If there is a growth industry in Ketchikan, it’s the visitor industry.
Visitors support 1,750 of the 4,090 jobs in Alaska’s first city and inject $76 million in payroll.
These are some of the findings in a new Ketchikan Summer Visitor Profile and Economic Impact Analysis prepared by the McDowell Group.
An estimated 1,059,200 visitors traveled to Ketchikan last summer, and nearly all of them (95 percent) came by cruise ship. Four percent visited by air and 1 percent came on the ferry. That’s a 12 percent increase in cruise passengers since 2012, the year of the last economic impact study, 38 percent rise in air and a 22 percent decrease in ferry riders.

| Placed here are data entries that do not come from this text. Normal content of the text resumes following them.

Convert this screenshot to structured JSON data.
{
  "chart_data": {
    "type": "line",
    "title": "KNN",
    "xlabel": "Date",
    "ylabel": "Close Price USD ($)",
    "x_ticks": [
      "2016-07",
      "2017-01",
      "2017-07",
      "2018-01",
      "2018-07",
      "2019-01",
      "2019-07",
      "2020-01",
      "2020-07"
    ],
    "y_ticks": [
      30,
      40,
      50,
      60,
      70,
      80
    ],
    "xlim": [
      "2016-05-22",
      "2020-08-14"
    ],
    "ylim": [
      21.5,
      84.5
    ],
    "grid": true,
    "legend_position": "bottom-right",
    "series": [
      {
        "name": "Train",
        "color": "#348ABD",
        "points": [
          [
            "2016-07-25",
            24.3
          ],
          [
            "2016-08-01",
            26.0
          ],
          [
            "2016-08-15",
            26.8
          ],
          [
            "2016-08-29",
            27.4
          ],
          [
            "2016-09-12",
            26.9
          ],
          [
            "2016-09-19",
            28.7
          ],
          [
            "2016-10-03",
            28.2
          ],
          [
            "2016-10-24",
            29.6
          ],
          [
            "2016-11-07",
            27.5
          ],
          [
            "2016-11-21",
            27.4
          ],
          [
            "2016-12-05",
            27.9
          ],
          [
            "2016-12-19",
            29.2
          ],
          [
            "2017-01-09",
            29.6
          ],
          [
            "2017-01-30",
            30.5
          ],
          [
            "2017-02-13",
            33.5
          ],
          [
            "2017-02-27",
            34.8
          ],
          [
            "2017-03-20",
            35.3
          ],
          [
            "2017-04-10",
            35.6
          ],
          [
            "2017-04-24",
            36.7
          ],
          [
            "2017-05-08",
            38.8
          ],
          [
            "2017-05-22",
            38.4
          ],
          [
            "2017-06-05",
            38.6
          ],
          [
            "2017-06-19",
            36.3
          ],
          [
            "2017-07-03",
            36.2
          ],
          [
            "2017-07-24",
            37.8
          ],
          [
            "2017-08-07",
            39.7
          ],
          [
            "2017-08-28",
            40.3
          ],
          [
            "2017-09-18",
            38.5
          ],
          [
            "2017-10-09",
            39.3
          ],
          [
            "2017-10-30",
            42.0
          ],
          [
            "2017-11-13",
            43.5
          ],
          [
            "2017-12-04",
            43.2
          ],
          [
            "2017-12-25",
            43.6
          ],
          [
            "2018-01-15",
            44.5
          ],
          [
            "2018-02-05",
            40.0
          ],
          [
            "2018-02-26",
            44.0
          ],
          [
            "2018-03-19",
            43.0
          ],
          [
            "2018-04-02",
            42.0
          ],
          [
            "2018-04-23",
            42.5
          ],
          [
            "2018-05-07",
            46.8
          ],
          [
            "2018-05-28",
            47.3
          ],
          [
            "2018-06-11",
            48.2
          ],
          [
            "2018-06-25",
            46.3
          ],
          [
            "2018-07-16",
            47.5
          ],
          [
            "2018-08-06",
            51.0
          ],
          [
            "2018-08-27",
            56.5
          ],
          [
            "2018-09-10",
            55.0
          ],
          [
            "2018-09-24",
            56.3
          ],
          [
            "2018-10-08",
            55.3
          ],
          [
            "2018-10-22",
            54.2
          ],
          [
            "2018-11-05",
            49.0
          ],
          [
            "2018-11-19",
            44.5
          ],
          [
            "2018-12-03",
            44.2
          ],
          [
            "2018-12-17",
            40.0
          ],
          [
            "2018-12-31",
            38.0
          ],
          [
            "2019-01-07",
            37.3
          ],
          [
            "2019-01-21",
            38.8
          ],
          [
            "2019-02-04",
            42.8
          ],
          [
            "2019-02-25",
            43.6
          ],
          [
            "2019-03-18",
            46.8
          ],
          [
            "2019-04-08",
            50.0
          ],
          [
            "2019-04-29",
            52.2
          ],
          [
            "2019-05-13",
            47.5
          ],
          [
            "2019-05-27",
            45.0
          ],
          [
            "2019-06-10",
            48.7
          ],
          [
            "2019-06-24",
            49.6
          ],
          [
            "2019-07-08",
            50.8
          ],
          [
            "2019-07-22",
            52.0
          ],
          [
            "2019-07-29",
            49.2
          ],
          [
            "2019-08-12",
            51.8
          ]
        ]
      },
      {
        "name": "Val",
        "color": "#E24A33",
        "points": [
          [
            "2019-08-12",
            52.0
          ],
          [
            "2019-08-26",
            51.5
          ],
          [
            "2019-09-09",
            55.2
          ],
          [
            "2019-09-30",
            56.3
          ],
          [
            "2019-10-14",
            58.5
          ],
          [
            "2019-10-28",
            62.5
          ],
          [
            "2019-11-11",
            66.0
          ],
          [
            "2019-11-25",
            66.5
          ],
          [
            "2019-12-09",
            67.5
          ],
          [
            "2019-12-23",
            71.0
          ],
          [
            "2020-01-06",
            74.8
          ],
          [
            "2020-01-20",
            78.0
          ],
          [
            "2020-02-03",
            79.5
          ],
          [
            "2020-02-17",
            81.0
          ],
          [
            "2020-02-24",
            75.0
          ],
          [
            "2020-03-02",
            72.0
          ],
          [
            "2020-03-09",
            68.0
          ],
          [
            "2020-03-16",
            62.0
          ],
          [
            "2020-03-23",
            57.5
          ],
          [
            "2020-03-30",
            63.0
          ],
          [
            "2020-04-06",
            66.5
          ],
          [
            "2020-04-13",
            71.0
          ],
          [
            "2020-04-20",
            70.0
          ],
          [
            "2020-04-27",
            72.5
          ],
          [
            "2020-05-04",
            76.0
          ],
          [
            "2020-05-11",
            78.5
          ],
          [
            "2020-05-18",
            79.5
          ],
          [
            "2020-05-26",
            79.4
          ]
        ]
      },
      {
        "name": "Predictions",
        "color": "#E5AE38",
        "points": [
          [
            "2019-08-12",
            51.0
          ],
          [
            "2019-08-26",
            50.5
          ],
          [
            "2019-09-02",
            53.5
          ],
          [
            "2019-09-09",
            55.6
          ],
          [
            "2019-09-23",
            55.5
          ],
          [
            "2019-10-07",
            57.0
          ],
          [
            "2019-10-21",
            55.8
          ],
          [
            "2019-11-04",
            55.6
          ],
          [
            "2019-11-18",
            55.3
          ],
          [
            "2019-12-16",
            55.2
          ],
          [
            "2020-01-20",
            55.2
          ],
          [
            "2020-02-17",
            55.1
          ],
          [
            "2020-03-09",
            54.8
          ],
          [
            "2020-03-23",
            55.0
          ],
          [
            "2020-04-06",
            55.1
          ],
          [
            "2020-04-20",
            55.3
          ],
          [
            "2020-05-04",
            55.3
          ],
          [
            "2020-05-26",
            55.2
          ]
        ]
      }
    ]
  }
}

Air visitors spent the most, $872, with 75 percent of it going to lodging, food and packages. Cruise passengers spent an average of $158, with 93 percent going for gifts and tours.

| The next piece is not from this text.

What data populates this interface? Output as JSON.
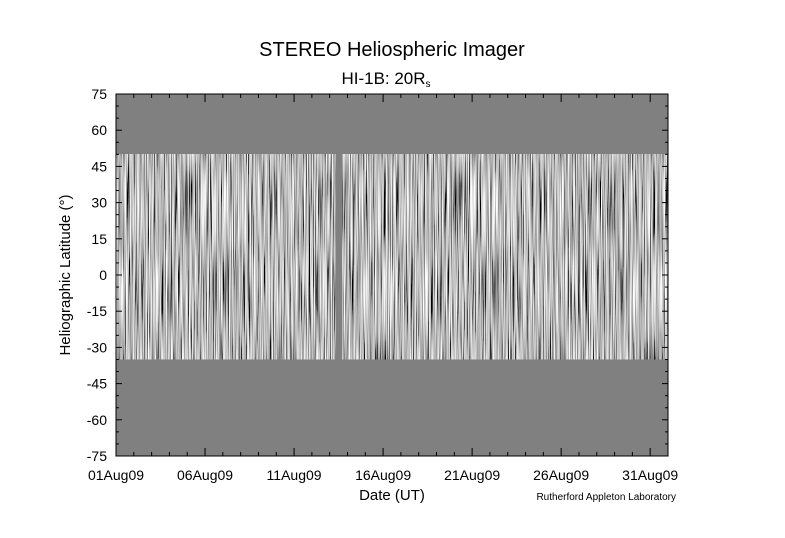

In total, visitors added $187 million to Ketchikan’s economy, cruise line spending another $29 million and crew spending totaled $7 million.
The visitor industry generated nearly $19 million in revenues to the Ketchikan Borough and City of Ketchikan in the form of dockage/moorage ($9 million), sales tax ($5 million) and $4.3 million from the statewide Commercial Passenger Vessel tax.